"Social Connection" has long been one of the 6 Pillars of Lifestyle Medicine, and the major impact of isolation on chronic disease risk has long been documented in scattered studies. Now, U.S. Surgeon General Dr. Vivek Murthy acknowledges in an 81-page report that loneliness can be as dangerous healthwise as smoking 15 cigarettes per day, and he is urging new awareness and actions.
Key points about the problem:
Loneliness increases the risk of premature death by nearly 30%.
Loneliness is associated with greater risks of cardiovascular disease, stroke, dementia, depression and anxiety.
About half of U.S. adults reported experiencing loneliness BEFORE the COVID-19 pandemic had even occurred.
In the 20 years up to 2020, Americans' in-person time with friends dropped by two-thirds, with those ages 15 to 24 suffering the greatest reduction.
Those who use social media platforms for two hours or more daily are more than twice as likely to report feeling socially isolated as those who use them for fewer than 30 minutes per day.
ADDRESSING LONELINESS AND ISOLATION THROUGH LIFESTYLE MEDICINE
Our Sept. 30 - Oct. 2 P-POD Nutrition & Lifestyle Med. Conference 2023 covers these issues via two highly distinguished speakers:
Beth Frates, MD FACLM DipABLM is the President of the American College of Lifestyle Medicine, and has been one of the key figures in developing its modern curriculum around the 6 Lifestyle Medicine Pillars.

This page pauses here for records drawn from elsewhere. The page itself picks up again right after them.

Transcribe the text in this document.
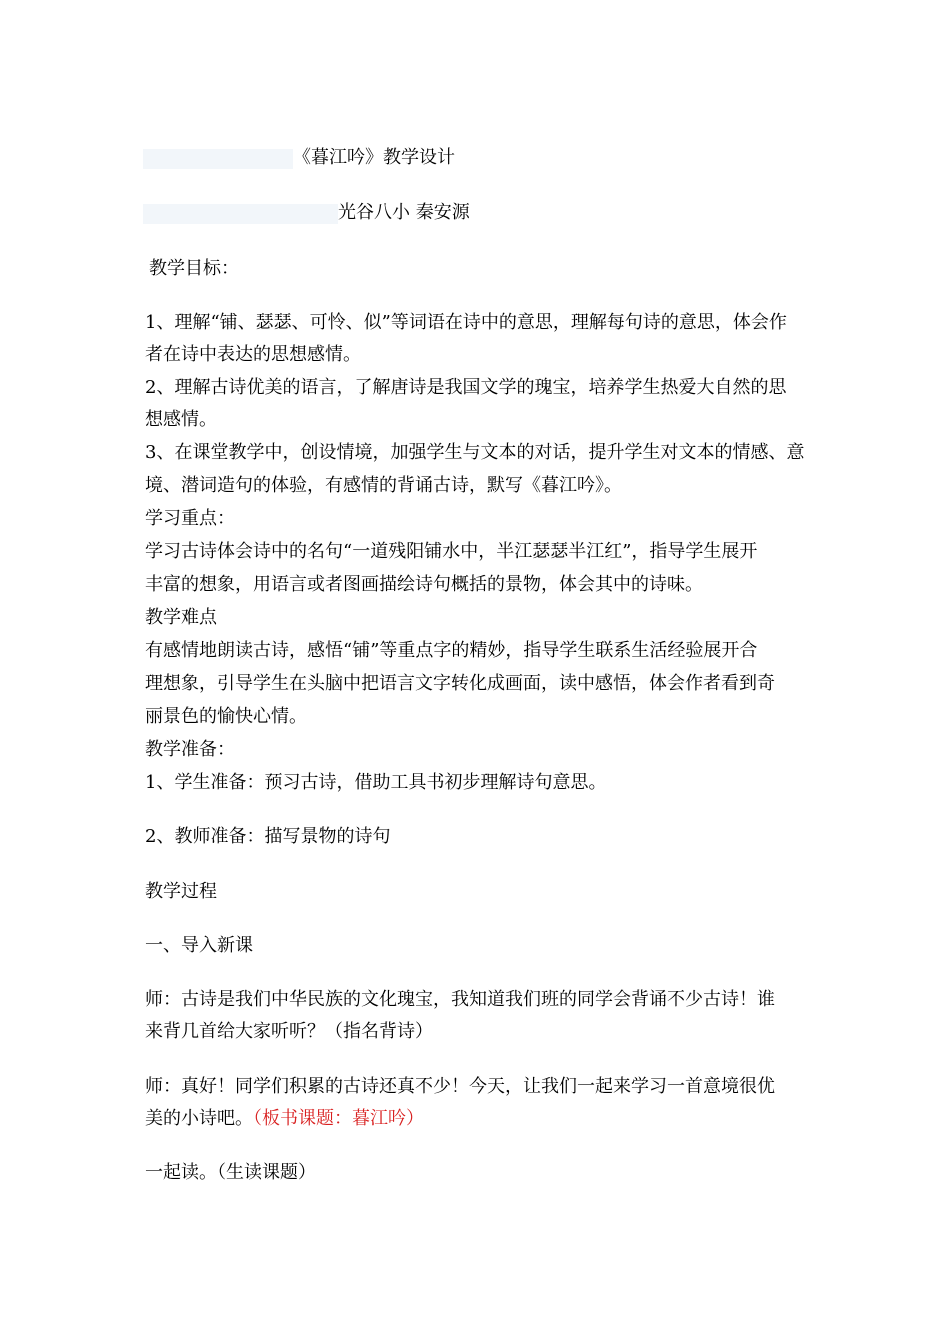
《暮江吟》教学设计
光谷八小 秦安源
教学目标：
1、理解“铺、瑟瑟、可怜、似”等词语在诗中的意思，理解每句诗的意思，体会作
者在诗中表达的思想感情。
2、理解古诗优美的语言，了解唐诗是我国文学的瑰宝，培养学生热爱大自然的思
想感情。
3、在课堂教学中，创设情境，加强学生与文本的对话，提升学生对文本的情感、意
境、潜词造句的体验，有感情的背诵古诗，默写《暮江吟》。
学习重点：
学习古诗体会诗中的名句“一道残阳铺水中，半江瑟瑟半江红”，指导学生展开
丰富的想象，用语言或者图画描绘诗句概括的景物，体会其中的诗味。
教学难点
有感情地朗读古诗，感悟“铺”等重点字的精妙，指导学生联系生活经验展开合
理想象，引导学生在头脑中把语言文字转化成画面，读中感悟，体会作者看到奇
丽景色的愉快心情。
教学准备：
1、学生准备：预习古诗，借助工具书初步理解诗句意思。
2、教师准备：描写景物的诗句
教学过程
一、导入新课
师：古诗是我们中华民族的文化瑰宝，我知道我们班的同学会背诵不少古诗！谁
来背几首给大家听听？（指名背诗）
师：真好！同学们积累的古诗还真不少！今天，让我们一起来学习一首意境很优
美的小诗吧。（板书课题：暮江吟）
一起读。（生读课题）
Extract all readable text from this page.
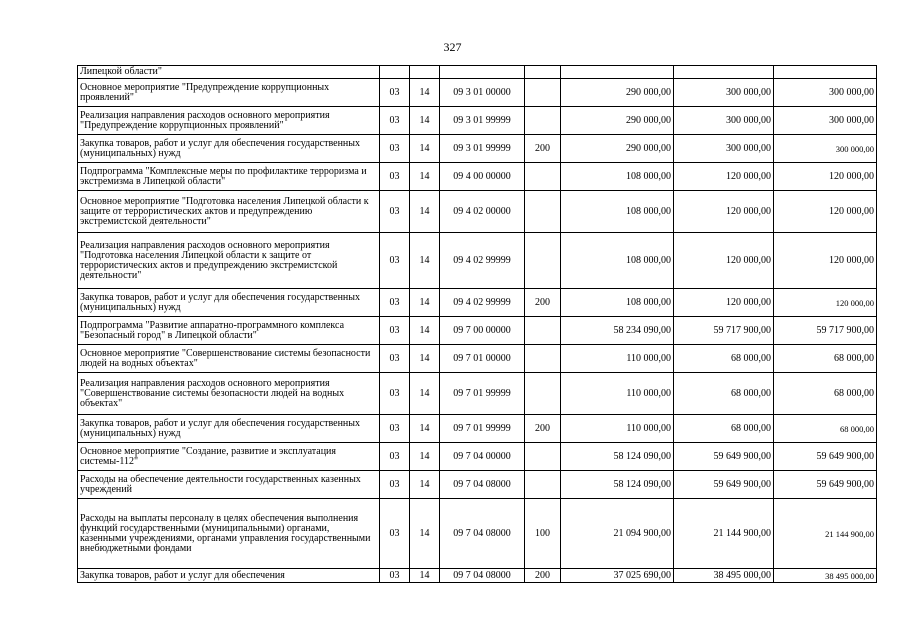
327
Липецкой области"							
Основное мероприятие "Предупреждение коррупционных проявлений"	03	14	09 3 01 00000		290 000,00	300 000,00	300 000,00
Реализация направления расходов основного мероприятия "Предупреждение коррупционных проявлений"	03	14	09 3 01 99999		290 000,00	300 000,00	300 000,00
Закупка товаров, работ и услуг для обеспечения государственных (муниципальных) нужд	03	14	09 3 01 99999	200	290 000,00	300 000,00	300 000,00
Подпрограмма "Комплексные меры по профилактике терроризма и экстремизма в Липецкой области"	03	14	09 4 00 00000		108 000,00	120 000,00	120 000,00
Основное мероприятие "Подготовка населения Липецкой области к защите от террористических актов и предупреждению экстремистской деятельности"	03	14	09 4 02 00000		108 000,00	120 000,00	120 000,00
Реализация направления расходов основного мероприятия "Подготовка населения Липецкой области к защите от террористических актов и предупреждению экстремистской деятельности"	03	14	09 4 02 99999		108 000,00	120 000,00	120 000,00
Закупка товаров, работ и услуг для обеспечения государственных (муниципальных) нужд	03	14	09 4 02 99999	200	108 000,00	120 000,00	120 000,00
Подпрограмма "Развитие аппаратно-программного комплекса "Безопасный город" в Липецкой области"	03	14	09 7 00 00000		58 234 090,00	59 717 900,00	59 717 900,00
Основное мероприятие "Совершенствование системы безопасности людей на водных объектах"	03	14	09 7 01 00000		110 000,00	68 000,00	68 000,00
Реализация направления расходов основного мероприятия "Совершенствование системы безопасности людей на водных объектах"	03	14	09 7 01 99999		110 000,00	68 000,00	68 000,00
Закупка товаров, работ и услуг для обеспечения государственных (муниципальных) нужд	03	14	09 7 01 99999	200	110 000,00	68 000,00	68 000,00
Основное мероприятие "Создание, развитие и эксплуатация системы-112"	03	14	09 7 04 00000		58 124 090,00	59 649 900,00	59 649 900,00
Расходы на обеспечение деятельности государственных казенных учреждений	03	14	09 7 04 08000		58 124 090,00	59 649 900,00	59 649 900,00
Расходы на выплаты персоналу в целях обеспечения выполнения функций государственными (муниципальными) органами, казенными учреждениями, органами управления государственными внебюджетными фондами	03	14	09 7 04 08000	100	21 094 900,00	21 144 900,00	21 144 900,00
Закупка товаров, работ и услуг для обеспечения	03	14	09 7 04 08000	200	37 025 690,00	38 495 000,00	38 495 000,00
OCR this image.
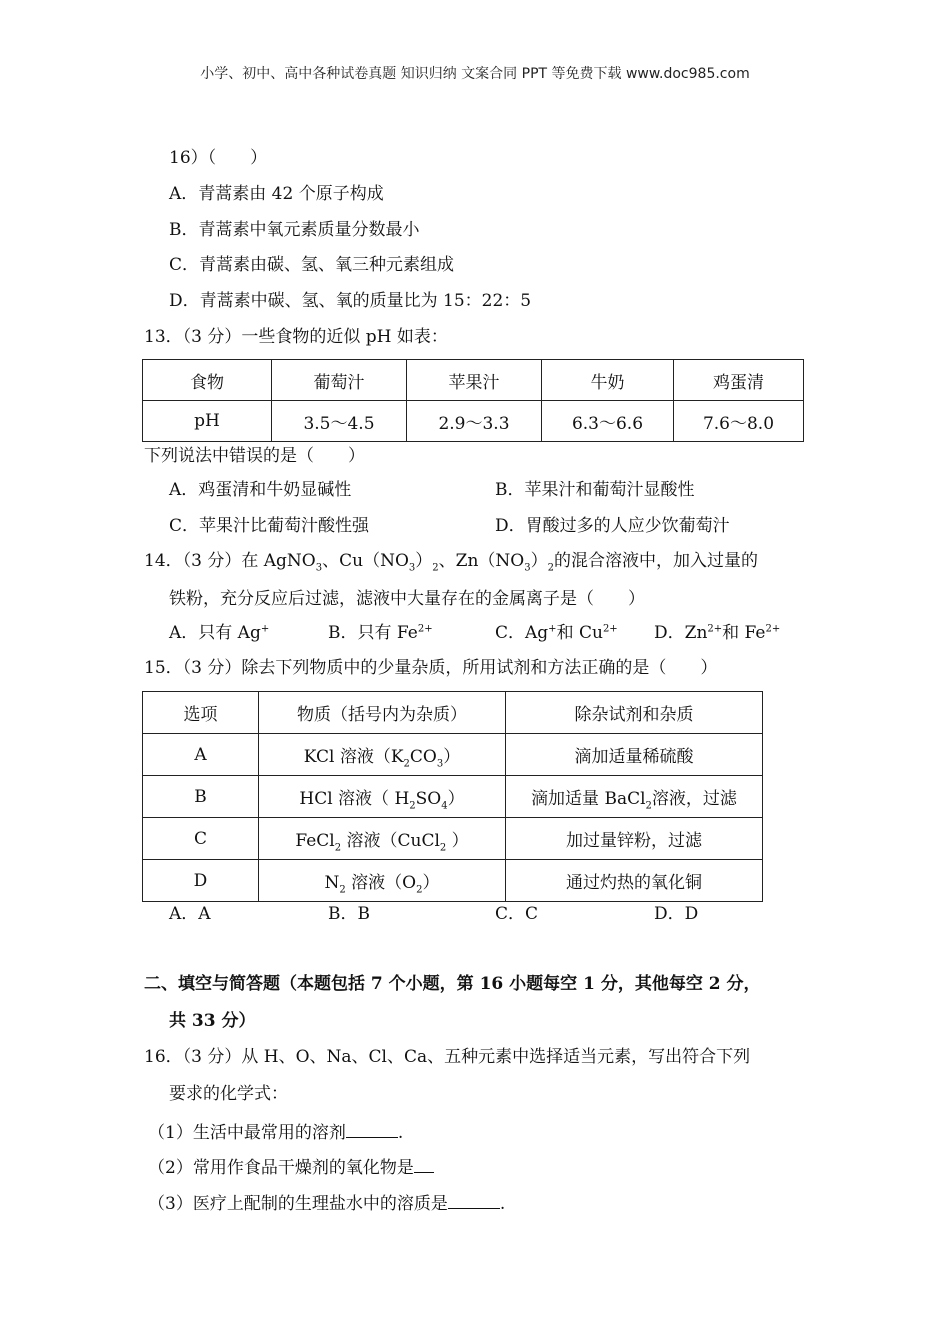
小学、初中、高中各种试卷真题 知识归纳 文案合同 PPT 等免费下载 www.doc985.com
16）（　　）
A．青蒿素由 42 个原子构成
B．青蒿素中氧元素质量分数最小
C．青蒿素由碳、氢、氧三种元素组成
D．青蒿素中碳、氢、氧的质量比为 15：22：5
13．（3 分）一些食物的近似 pH 如表：
食物	葡萄汁	苹果汁	牛奶	鸡蛋清
pH	3.5～4.5	2.9～3.3	6.3～6.6	7.6～8.0
下列说法中错误的是（　　）
A．鸡蛋清和牛奶显碱性	B．苹果汁和葡萄汁显酸性
C．苹果汁比葡萄汁酸性强	D．胃酸过多的人应少饮葡萄汁
14．（3 分）在 AgNO$_3$、$Cu(NO_3)_2$、$Zn(NO_3)_2$的混合溶液中，加入过量的
铁粉，充分反应后过滤，滤液中大量存在的金属离子是（　　）
A．只有 Ag+	B．只有 $Fe^{2+}$	C．Ag+和 $Cu^{2+}$ D．$Zn^{2+}$和 $Fe^{2+}$
15．（3 分）除去下列物质中的少量杂质，所用试剂和方法正确的是（　　）
选项	物质（括号内为杂质）	除杂试剂和杂质
A	KCl 溶液$(K_2CO_3)$	滴加适量稀硫酸
B	HCl 溶液（ $H_2SO_4$）	滴加适量 BaCl$_2$溶液，过滤
C	FeCl$_2$ 溶液（CuCl$_2$ ）	加过量锌粉，过滤
D	$N_2$ 溶液$(O_2)$	通过灼热的氧化铜
A．A	B．B	C．C	D．D
二、填空与简答题（本题包括 7 个小题，第 16 小题每空 1 分，其他每空 2 分，
共 33 分）
16．（3 分）从 H、O、Na、Cl、Ca、五种元素中选择适当元素，写出符合下列
要求的化学式：
（1）生活中最常用的溶剂	.
（2）常用作食品干燥剂的氧化物是
（3）医疗上配制的生理盐水中的溶质是	.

She has been an authoritative voice in describing the health consequences of personal isolation, and an articulate exponent of the positive healing potential that renewed connection can hold for individuals and communities. In Newark, she will present for her third time at P-POD, on:
"A Social Connection Prescription: Aren't We Wired To Be Interactive and Supportive?"
Michelle Dalal, MD FAAP DipABLM is a lifestyle medicine pediatrician who has chaired the Massachusetts Medical Society Committee on Mental Health and Substance Use, and the ACLM Pediatric and Adolescent Member Interest Group. She has lectured and written for several years about the need for healthcare practitioners to give pro-active attention in support of teens at heightening risk of alienation or mood disorders or even suicidal ideation, exacerbated by the impact of social media preoccupation. She previously spoke at P-POD on "Bolstering Teen Mood: A Nutrition and Lifestyle Based Approach to Manage Depression", and will present in Newark on:
"The Power of the Pause: A Lifestyle Approach to Teen Wellness" and a follow-up mini-lecture about teen mental health
POLICY, RESOURCE ALLOCATION AND ACTION WOULD BE SUITABLE SUPPORTING NEXT-STEPS TO FOLLOW THE STATEMENTS OF DESIRABLE CHANGE FROM THE SURGEON GENERAL
Here are two examples of what was stated by the Surgeon General in the section "What Health Workers, Health Care Systems, and Insurers Can Do". Realization of these goals would certainly help bring closer to reality, the lifestyle medicine ideal of regarding social connection advocacy as integral to effective holistic health promotion.
**Provide health professionals with formal training and continuing education on the health and medical relevance of social connection and risks associated with social disconnection (e.g., isolation, loneliness, low social support, social negativity), as well as advanced training on prevention and interventions.
**Insurance companies should provide adequate reimbursement for time spent assessing and addressing concerns about social disconnection.